Over 88% of the Irish population is expected to be overweight or obese by as soon as 2060, according to an Irish obesity expert.
The findings, which were part of a World Obesity Federation report, also predicted that up to 51% of the global population could become overweight or obese by 2035.
Also contained within the report was the deeply concerning statistic that childhood obesity levels could more than double by 2035, an alarming escalation.
Speaking to RTÉ about the findings contained within the report, Dr. Grace O'Malley, who is the clinical lead in the child and adolescent obesity service at Temple Street Children's Hospital, discussed the worrying trends.
Dr. O'Malley stated that whilst there had been "a little bit of a drop off" in the frequency of obesity amongst the general population when compared to pre-pandemic levels, there had been a notable increase in obesity for children from disadvantaged areas.
The obesity expert also noted that this "big gap" in obesity levels between the general population and disadvantaged children was due to the fact that economic inequality "has a massive impact on life".
Discussing the details of the report, World Obesity Federation president, Louise Baur, described the data as "a clear warning" that legislators need to act now to prevent the situation from spiraling further out of control.
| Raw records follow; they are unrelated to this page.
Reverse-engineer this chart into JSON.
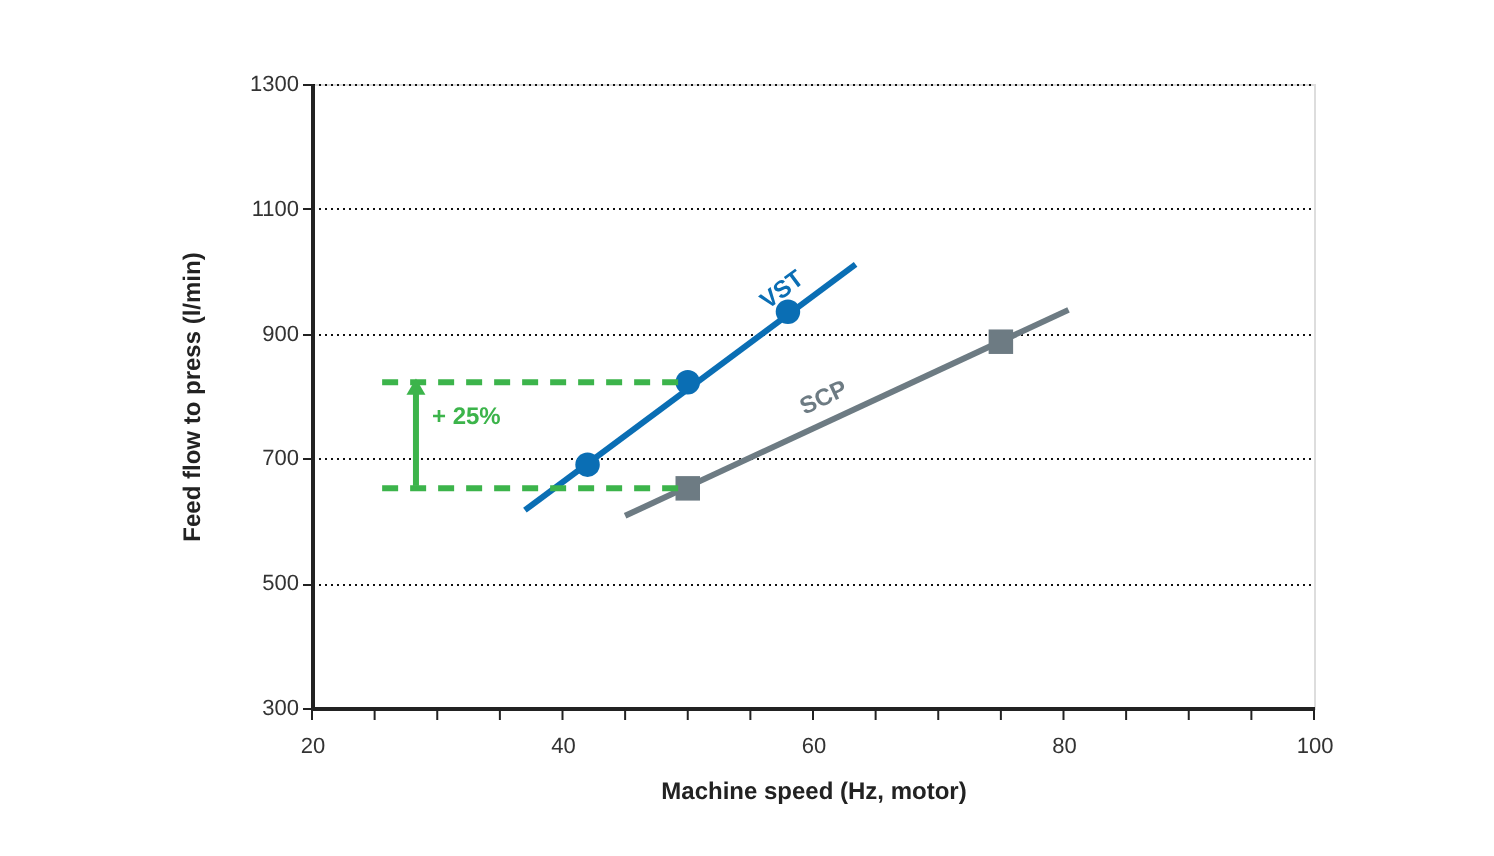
{
  "chart_data": {
    "type": "line",
    "xlabel": "Machine speed (Hz, motor)",
    "ylabel": "Feed flow to press (l/min)",
    "xlim": [
      20,
      100
    ],
    "xticks": [
      20,
      {
        "value": 25,
        "label": null
      },
      {
        "value": 30,
        "label": null
      },
      {
        "value": 35,
        "label": null
      },
      40,
      {
        "value": 45,
        "label": null
      },
      {
        "value": 50,
        "label": null
      },
      {
        "value": 55,
        "label": null
      },
      60,
      {
        "value": 65,
        "label": null
      },
      {
        "value": 70,
        "label": null
      },
      {
        "value": 75,
        "label": null
      },
      80,
      {
        "value": 85,
        "label": null
      },
      {
        "value": 90,
        "label": null
      },
      {
        "value": 95,
        "label": null
      },
      100
    ],
    "ylim": [
      300,
      1300
    ],
    "yticks": [
      300,
      500,
      700,
      900,
      1100,
      1300
    ],
    "grid": "y",
    "series": [
      {
        "name": "VST",
        "color": "#0a6eb4",
        "x": [
          37,
          63.4
        ],
        "values": [
          617,
          1011
        ],
        "marker": "none",
        "line_style": "solid"
      },
      {
        "type": "scatter",
        "color": "#0a6eb4",
        "x": [
          42,
          50,
          58
        ],
        "values": [
          690,
          822,
          935
        ],
        "marker": "circle"
      },
      {
        "name": "SCP",
        "color": "#6d7b83",
        "x": [
          45,
          80.4
        ],
        "values": [
          608,
          938
        ],
        "marker": "none",
        "line_style": "solid"
      },
      {
        "type": "scatter",
        "color": "#6d7b83",
        "x": [
          50,
          75
        ],
        "values": [
          652,
          887
        ],
        "marker": "square"
      },
      {
        "color": "#3cb44b",
        "x": [
          25.6,
          50
        ],
        "values": [
          822,
          822
        ],
        "line_style": "dashed",
        "marker": "none"
      },
      {
        "color": "#3cb44b",
        "x": [
          25.6,
          50
        ],
        "values": [
          652,
          652
        ],
        "line_style": "dashed",
        "marker": "none"
      },
      {
        "color": "#3cb44b",
        "x": [
          28.3,
          28.3
        ],
        "values": [
          656,
          815
        ],
        "marker": "triangle",
        "line_style": "solid"
      }
    ],
    "annotations": [
      "+ 25%"
    ]
  }
}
Baur also stated that "Governments and policymakers around the world need to do all they can to avoid passing health, social and economic costs on to the younger generation".
An unintended consequence of a sharp rise in obesity levels is the economic cost to society, with the federation stating that by 2035, the cost of treating health conditions linked to obesity could be as high as €3.7 billion per annum, or 3% of total GDP.
To calculate its projections, the report used the body mass index (BMI) formula, a number calculated by dividing a person's weight in kilograms by their height in metres squared.
According to the World Health Organisation, a BMI of over 25 is considered overweight, whilst over 30 is regarded as obese. In 2020, a worrying 38% of the world's population fell into at least one of these categories.
To further reinforce the concern regarding those from disadvantaged backgrounds being at the highest risk when it comes to weight gain, the report also found that nearly all of the countries expected to see the biggest increases in obesity in the coming years are low or middle-income countries in Asia and Africa.